Klima

Atlantikwasser wärmt die Arktis auf

Jüngster Temperaturanstieg in der Framstraße einmalig in den letzten 2.000 Jahren

Karte der Grönlandsee und des Arktischen Ozeans. Die weiß abgetönten Flächen zeigen die durchschnittliche sommerliche Eisbedeckung, die weißen Pfeile markieren die Eisdrift. Die roten Pfeile zeigen den Transportweg für warmes Atlantikwasser in den Arktischen Ozean. Der gelbe Punkt markiert die Probenentnahmestelle für die aktuelle "Science"-Studie. © www.ibcao.org / R. Spielhagen, AdWMainz/IFM-GEOMAR

Nie in den vergangenen 2.000 Jahren war das Wasser des arktischen Nordatlantiks so warm wie heute. Dies belegt jetzt eine in „Science“ veröffentlichte Untersuchung von Meeressedimenten am westlichen Kontinentalhang Spitzbergens. Demnach schwankten die Temperaturen des einströmenden Meerwassers mehrfach um einige zehntel Grad, in den letzten 100 Jahren jedoch erwärmte es sich um 1,5°C. Hält dieser Trend an, könnte dies dramatische Folgen für die Eisbildung und Eisbedeckung im Arktischen Ozean haben.
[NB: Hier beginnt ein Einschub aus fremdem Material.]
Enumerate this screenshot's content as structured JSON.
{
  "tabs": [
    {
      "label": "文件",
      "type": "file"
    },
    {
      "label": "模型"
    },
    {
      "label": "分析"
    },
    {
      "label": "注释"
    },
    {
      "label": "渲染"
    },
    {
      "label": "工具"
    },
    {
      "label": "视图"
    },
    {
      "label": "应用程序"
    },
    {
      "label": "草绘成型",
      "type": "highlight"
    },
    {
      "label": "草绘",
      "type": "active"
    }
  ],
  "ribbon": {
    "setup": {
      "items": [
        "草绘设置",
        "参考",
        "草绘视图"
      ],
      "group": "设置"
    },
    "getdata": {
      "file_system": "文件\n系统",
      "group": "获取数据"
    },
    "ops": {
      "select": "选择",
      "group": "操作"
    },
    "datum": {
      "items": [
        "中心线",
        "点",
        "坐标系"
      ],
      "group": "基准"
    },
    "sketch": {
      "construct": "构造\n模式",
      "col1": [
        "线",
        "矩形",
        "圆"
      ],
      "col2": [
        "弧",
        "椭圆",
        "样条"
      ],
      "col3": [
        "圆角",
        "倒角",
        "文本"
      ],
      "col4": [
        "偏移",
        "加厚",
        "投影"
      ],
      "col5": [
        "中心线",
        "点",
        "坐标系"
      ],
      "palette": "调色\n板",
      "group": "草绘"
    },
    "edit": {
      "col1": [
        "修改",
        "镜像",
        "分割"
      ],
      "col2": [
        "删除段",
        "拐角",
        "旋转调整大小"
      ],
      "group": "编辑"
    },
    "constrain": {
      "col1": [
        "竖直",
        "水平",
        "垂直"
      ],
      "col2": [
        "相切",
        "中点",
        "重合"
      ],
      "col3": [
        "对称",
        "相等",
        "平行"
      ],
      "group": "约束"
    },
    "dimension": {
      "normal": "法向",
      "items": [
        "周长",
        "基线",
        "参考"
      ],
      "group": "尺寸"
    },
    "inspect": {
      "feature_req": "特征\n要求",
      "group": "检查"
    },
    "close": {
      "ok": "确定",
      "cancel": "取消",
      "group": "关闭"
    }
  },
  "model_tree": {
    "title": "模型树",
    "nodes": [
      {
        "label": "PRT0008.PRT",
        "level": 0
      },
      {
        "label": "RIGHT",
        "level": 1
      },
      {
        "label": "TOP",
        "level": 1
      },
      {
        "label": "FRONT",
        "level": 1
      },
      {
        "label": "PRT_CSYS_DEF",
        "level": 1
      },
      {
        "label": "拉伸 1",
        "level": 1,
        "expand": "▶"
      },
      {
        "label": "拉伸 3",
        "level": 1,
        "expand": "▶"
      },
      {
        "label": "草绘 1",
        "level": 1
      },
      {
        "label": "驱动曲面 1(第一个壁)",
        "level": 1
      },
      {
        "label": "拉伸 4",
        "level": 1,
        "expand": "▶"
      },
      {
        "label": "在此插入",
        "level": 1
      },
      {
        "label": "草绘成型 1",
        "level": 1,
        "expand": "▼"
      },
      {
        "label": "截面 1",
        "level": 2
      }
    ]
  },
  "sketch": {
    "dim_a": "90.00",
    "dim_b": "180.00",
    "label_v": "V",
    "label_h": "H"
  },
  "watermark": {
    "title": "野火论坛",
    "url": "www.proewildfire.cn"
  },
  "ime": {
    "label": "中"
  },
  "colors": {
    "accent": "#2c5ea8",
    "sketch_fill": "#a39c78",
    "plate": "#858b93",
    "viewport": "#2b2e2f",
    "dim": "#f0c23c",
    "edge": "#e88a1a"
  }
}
Die Framstraße zwischen Grönland und Spitzbergen ist die wichtigste Verbindung zwischen dem Arktischen Ozean und den übrigen Weltmeeren. Auf der Ostseite der Meeresstraße fließen warme und salzreiche Wassermassen aus dem Nordatlantik in die Arktis. Dieser warme Strom, die nördlichste Fortsetzung des Golfstroms, sorgt sogar im Winter für überwiegend eisfreie Bedingungen westlich von Spitzbergen. Wie sich die Klimabedingungen in der Framstraße in den letzten 2.000 Jahren entwickelt haben untersuchten jetzt Wissenschaftler des Kieler Leibniz-Instituts für Meereswissenschaften (IFM-GEOMAR) gemeinsam mit Kollegen aus Mainz, Bremerhaven, Tromsö in Norwegen und Boulder in den USA.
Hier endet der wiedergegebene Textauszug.